Will Marketers Finally Free Wifi?
If you're tired of paying hourly rates for your internet connection, sponsored wifi which by many accounts struggled at best as a standalone business concept, may be making a comeback as a marketing one. Last week, we ran into a pop-up hotspot from Coke and Delta in the trendy meatpacking district. With Google's announcement today that they'll be providing sponsored wifii for Virgin America flights this holiday season we couldn't help, but think perhaps marketers are ready to give wifi another go. Of course, with today's announcement we couldn't be reminded of Google and the city of San Francisco's ambitious plans to prove free wifi for all back in 2005. After Google and Earthlink eventually dropped the project, last year a company called Meraki picked up the idea and has been trying to launch an ad-supported wifi network in some municipalities including San Francisco.
While there have been some marketing missteps, such as AMD's guerilla rollout of sponsored hotspots (stealth even to some of the owners of hotspots AMD said to have sponsored), sponsored wifi has always seemingly offered promise. Wifi provides a highly valued service in many environments, reaches an attractice marketing demographic and has the opportunity to generate direct leads and sales online. However, provider driven advertising and sponsorship opportunities haven't exactly captured marketers imaginations. Sponsorship, of any form is not an advertisement or a charitable donation. It seems some providers were treating it as such. So now, marketers are taken things into their own hands and developing their own experiential initiatives around wifi that deliver on a diverse set of marketing benefits (sampling, sales, lead gen, etc.). While these unique ideas may not always be easy to scale, it also just might mean a sponsored wifi model that actually works for providers, sponsors and users. Here's three relatively recent marketing driven sponsored wifi experiences:
The Sponsor - The Hitch - The Alternative
Hitch: Fill Up Your SBX card with at least $5 and get 2 hours of free wifi on every visit.

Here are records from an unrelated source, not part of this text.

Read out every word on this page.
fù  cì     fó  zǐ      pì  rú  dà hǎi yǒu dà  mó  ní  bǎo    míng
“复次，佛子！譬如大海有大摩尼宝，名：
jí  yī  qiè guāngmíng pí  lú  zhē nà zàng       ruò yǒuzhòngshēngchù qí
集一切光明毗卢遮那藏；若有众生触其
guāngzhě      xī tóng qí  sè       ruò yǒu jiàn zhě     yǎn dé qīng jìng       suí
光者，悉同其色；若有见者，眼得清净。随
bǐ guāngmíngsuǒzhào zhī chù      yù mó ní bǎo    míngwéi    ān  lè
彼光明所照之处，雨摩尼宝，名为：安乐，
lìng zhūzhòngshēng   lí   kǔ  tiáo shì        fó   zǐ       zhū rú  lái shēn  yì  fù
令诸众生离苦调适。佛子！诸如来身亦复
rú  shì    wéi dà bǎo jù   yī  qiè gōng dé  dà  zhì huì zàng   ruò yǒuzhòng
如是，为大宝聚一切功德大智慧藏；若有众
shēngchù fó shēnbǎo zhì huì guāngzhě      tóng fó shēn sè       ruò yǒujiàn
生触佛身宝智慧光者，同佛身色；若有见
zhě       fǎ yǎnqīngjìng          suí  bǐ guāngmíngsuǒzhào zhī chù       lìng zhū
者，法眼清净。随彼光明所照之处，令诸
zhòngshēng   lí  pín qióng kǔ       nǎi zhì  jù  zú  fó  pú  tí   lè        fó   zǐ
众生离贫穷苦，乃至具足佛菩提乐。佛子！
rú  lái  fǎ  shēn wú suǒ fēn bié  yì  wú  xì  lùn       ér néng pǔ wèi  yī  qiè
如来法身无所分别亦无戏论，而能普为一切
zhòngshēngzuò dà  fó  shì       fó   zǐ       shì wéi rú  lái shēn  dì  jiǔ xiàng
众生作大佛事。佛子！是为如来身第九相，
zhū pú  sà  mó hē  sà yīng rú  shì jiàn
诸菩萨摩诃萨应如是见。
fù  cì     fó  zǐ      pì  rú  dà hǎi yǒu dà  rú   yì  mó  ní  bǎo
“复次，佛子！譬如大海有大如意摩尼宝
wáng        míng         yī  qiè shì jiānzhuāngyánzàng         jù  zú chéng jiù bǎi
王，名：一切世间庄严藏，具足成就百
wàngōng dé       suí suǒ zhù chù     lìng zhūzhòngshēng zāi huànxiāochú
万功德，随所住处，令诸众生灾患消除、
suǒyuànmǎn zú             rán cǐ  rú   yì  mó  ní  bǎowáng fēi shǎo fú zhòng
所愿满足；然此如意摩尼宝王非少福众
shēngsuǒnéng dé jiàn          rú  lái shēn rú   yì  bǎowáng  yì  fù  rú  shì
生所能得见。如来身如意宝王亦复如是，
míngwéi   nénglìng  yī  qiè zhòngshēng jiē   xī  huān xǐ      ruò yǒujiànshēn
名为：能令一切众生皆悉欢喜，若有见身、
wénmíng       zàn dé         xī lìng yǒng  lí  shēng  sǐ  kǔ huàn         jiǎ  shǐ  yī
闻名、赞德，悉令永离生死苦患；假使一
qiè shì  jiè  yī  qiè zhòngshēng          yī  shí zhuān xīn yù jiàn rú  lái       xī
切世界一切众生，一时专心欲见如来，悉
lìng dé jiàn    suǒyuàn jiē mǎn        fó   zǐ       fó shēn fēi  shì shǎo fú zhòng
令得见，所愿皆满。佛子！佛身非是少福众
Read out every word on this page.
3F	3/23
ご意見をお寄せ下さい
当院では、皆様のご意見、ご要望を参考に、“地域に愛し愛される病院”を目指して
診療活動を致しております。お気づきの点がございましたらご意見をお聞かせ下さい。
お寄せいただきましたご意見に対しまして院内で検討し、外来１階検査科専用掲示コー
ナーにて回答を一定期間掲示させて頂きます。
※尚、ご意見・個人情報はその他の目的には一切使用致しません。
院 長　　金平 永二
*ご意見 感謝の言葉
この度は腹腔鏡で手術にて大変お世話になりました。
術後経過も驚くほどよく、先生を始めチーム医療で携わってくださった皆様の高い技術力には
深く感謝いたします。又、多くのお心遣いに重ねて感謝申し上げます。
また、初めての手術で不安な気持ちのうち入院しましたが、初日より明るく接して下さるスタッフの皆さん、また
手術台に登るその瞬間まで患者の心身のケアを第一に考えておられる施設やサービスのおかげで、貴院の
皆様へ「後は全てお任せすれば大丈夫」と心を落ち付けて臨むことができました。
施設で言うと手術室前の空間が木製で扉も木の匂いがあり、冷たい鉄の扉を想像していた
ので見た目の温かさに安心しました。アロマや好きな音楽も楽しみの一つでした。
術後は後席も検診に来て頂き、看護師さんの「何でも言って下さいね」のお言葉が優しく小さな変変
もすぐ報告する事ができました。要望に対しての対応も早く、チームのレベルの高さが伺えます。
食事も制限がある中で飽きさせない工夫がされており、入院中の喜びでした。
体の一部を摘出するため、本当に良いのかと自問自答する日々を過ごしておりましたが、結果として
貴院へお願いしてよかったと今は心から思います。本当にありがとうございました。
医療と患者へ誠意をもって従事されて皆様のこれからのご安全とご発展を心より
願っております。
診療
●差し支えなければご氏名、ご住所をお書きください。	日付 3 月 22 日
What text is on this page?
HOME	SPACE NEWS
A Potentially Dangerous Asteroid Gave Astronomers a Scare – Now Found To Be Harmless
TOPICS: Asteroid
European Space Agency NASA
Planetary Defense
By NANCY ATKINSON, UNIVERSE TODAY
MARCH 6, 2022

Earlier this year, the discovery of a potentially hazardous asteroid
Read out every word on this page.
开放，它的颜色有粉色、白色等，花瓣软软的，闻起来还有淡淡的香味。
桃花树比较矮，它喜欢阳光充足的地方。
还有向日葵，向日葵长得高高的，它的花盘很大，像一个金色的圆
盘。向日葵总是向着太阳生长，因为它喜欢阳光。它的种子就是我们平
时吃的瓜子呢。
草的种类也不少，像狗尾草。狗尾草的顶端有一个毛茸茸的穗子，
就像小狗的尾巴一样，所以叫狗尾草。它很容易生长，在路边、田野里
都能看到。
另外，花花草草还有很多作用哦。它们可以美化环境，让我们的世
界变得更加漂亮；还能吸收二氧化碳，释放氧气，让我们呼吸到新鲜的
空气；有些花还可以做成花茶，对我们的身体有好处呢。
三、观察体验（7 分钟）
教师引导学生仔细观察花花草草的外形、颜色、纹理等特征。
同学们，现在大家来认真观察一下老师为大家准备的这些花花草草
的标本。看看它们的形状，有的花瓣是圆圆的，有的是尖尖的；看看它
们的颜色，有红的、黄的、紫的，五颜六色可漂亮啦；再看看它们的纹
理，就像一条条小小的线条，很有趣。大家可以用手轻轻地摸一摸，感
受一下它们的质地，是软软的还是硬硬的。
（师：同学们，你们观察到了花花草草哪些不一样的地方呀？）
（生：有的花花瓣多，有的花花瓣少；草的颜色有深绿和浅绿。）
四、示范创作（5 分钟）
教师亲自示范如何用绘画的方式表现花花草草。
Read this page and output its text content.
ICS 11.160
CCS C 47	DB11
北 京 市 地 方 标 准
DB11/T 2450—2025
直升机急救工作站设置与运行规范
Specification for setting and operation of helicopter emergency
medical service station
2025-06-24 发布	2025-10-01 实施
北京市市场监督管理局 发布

Alternative: AT&T Wifi at ~ $20/month
Hitch: Not sure about the hitch, but Google says it's simply looking to bring a holiday stress reliever to Virgin America flights
Alternative: $13/long haul flights
Hitch: Sample Diet Cokes and learn about new routes (not so bad huh?)
Alternative: ~$49.99 Sprint Aircard
Ok, so while wires are strictly prohibited sponsored wifi does not come without strings. Try bringing a pepsi into a diet coke wifi zone. Think Bing will be easily accessible on Google wifi? But we accept this trade-off for a sponsored/discounted experience. As a customer I'll gladly Bing, Google, Mahalo or any other verb that wants to sponsor some free wifi on my next flight.